Besonders beeindruckt hat ihn damals, „dass die Mehrzahl der Einwohner beider Orte aktiv mitgewirkt und prima zusammengearbeitet haben.“ Egal, was zu tun war, ob Material sammeln, Wägen oder Nachbildungen bauen, den Festzug organisieren und so manches mehr, immer hätten die Bürger mitgezogen. „Ob das heute noch in diesem Umfang und mit diesem Aufwand möglich wäre?“, fragt sich der heute 80-Jährige. Viele organisatorische Aufgaben hatte Marschall und daneben wirkte er beim Festzug als Bischof Suidger und beim Theaterstück als Mönch mit. Die Interessengemeinschaft 1200 Jahre Groß- und Kleinwenkheim hatte in Zusammenarbeit mit der Stadt Münnerstadt für die Feierlichkeiten vom 1.Juli bis 4.Juli 1988 anlässlich der ersten urkundlichen Erwähnung der Gemarkung Wenkheim ein umfangreiches Festprogramm zusammengestellt, bei dem viele Einwohner aktiv mitwirkten, nicht selten in Mehrfachfunktion. Eine ganze Reihe von Personen, die ganz wesentlich zum Gelingen des Festes beitrugen, sind im Laufe des Vierteljahrhunderts verstorben. Stellvertretend seien Rektor Günther Katzenberger, sowie der Heimatforscher Wendelin Völk aus Kleinwenkheim und der damalige Kreisheimatpfleger Josef Wabra genannt. Beide brachten rechtzeitig Dorfchroniken heraus, die exzellente Fundgruben von unschätzbarem Wert über die Geschichte von Großwenkheim und Kleinwenkheim sind.
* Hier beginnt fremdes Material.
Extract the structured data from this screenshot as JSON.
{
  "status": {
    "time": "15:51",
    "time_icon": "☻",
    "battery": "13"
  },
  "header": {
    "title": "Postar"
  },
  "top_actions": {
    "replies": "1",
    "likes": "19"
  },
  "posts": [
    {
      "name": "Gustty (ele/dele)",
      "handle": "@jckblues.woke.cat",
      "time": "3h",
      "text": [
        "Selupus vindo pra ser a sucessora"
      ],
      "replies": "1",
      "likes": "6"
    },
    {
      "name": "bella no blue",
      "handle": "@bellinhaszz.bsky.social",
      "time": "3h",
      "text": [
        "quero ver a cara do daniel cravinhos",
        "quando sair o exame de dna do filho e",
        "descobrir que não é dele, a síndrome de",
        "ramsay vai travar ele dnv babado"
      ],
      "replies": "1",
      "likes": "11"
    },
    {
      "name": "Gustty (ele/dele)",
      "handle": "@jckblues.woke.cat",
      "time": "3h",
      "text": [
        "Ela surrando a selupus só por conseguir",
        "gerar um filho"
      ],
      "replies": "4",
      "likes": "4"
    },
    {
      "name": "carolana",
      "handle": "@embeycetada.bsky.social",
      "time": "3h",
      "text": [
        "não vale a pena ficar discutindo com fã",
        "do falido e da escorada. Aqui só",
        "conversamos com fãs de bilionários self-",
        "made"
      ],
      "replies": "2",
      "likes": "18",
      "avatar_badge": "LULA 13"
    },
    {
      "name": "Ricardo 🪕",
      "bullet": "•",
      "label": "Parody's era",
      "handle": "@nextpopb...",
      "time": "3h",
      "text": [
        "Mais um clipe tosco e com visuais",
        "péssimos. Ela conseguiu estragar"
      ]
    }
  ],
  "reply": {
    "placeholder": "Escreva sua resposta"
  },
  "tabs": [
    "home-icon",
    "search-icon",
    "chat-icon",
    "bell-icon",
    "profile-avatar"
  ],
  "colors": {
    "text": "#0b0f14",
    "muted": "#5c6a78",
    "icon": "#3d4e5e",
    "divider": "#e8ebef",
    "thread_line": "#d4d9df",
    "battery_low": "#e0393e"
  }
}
Zahlreiche Programmpunkte prägten das mehrtägige Jubiläum, das gemeinsam in Großwenkheim gefeiert wurde. Höhepunkte waren der Festakt in der Pfarrkirche am Samstagabend, der Festgottesdienst, zelebriert von Weihbischof Alfons Kempf und als Hauptattraktion der große historische Festzug am Sonntag mit über 60 verschiedenen Wägen und Gruppen. Den Festvortrag hielt der gebürtige Großwenkheimer Albin Dannhäuser, heute Ehrenpräsident des Bayerischen Lehrer- und Lehrerinnenverbandes. Dannhäuser zitierte in seiner geschichtlich geprägten, stets heimatbezogenen Rede auch aus der Schenkungsurkunde aus dem Jahre 788. „Unser Herr und Erlöser, der Sohn Gottes, mahnt uns und sagt: Gebt Almosen und alles wird Euch rein sein. Daher schenken ich, Matto, und mein Bruder Megingoz zum Heil unserer Seelen und um unsere Sünden abzuwaschen und um uns in Zukunft Gnade zu verdienen ... dem Kloster Fulda des heiligen Bonifatius den Teil unseres Erbes und was wir an Eigentum haben in den Orten, deren Namen folgende sind ... unter ihnen auch Wenkheim (Wangheim) im Gau Grabfeld.“ Dannhäuser betonte besonders, dass damals nicht nur Grund und Boden, sondern auch Menschen, „unsere Vorfahren“, verschenkt wurden, nur weil Matto und Megingoz ihre Sünen reinwaschen wollten. Die Menschen wollten aber nur dem Heimatboden das tägliche Brot abringen und in Würde und Freiheit leben. Sehr stark ging Dannhäuser auf den Begriff „Heimat“ ein. Heimat sei vor allem Prägung in der Kindheit und Jugend. Heimat bedeute immer auch Teilhabe an der Gemeinschaft mit anderen. Heimat bedeute aber immer auch Übernahme von Verantwortung. „Unsere Geschichte und unsere Heimat sind für uns Erbe und Auftrag“, so Dannhäuser, inzwischen 70 Jahre alt, aber ein exzellenter Kenner der Dorgeschichte.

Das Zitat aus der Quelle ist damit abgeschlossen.